Executive Secretary of Chamber of Petroleum Consumers, Duncan Amoah, in a Citi Business News interview indicated that extending the reliefs for an additional month would help sustain recent gains in fuel price moderation and prevent a sharp increase in transportation and operational costs across the economy.
“The underlying factors for which the intervention became necessary are still rife. International benchmarks are high, premiums are still high, and local pump prices are high. Given the circumstances, it would only be reasonable for us to ask the government to extend the intervention by another month.
“The fear of fuel prices going up is that when it does, it drags a lot of things with it. Transportation, food costs, and non-food inflationary pressures would also go up.

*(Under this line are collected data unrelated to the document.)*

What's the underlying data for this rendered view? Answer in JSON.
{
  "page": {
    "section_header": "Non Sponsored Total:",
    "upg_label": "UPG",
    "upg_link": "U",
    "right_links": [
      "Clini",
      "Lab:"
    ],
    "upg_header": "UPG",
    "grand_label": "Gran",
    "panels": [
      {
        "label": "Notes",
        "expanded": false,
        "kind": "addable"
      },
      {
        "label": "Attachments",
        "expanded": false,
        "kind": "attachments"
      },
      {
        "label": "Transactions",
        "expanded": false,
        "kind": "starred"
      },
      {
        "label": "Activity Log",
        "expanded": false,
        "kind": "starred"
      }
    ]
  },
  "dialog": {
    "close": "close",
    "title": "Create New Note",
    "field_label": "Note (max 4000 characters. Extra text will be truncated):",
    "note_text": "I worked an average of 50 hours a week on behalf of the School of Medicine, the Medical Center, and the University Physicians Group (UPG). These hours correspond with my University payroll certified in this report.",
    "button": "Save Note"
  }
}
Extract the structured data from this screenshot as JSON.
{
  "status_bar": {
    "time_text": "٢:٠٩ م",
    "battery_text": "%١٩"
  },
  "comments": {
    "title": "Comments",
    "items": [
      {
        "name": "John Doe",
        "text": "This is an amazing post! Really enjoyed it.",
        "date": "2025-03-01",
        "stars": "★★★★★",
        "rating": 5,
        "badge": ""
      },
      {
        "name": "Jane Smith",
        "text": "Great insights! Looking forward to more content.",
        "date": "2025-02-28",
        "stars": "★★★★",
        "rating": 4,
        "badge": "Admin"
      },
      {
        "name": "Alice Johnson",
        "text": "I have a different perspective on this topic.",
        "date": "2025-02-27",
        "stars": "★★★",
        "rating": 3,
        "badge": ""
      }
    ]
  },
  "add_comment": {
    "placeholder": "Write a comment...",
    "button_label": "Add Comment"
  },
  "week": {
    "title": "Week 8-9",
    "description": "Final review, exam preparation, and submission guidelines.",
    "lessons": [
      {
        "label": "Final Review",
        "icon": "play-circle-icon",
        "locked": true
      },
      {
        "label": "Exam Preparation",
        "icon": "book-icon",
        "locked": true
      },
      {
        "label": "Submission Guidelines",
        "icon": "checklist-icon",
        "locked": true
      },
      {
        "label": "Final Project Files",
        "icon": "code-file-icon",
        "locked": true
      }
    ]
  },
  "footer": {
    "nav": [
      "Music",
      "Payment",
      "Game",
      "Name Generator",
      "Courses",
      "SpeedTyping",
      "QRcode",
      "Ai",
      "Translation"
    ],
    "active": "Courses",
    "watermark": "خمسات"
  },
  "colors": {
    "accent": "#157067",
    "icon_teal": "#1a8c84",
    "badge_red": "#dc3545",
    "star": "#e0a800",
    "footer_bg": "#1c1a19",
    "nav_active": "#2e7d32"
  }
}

“For us, it might cost the government something, but I think the government will still be better off extending the intervention than at this point saying we are removing the GH¢2 we gave on diesel and then the 36 pesewas on petrol.
“We think that given the circumstances, the government should not only consider an extension but go ahead to extend for the ordinary Ghanaian consumer, because the factors that necessitated this intervention are still very rife as of today,” he said.
The comments come ahead of the second pricing window of May.
Already, Fitch Ratings has projected that government is likely to extend the temporary fuel price relief measures introduced in April 2026 to shield consumers and businesses from rising petroleum costs driven by tensions in the Middle East.
Fitch believes the relief measures could remain in place beyond the original timeline, citing the relatively limited fiscal impact on the state.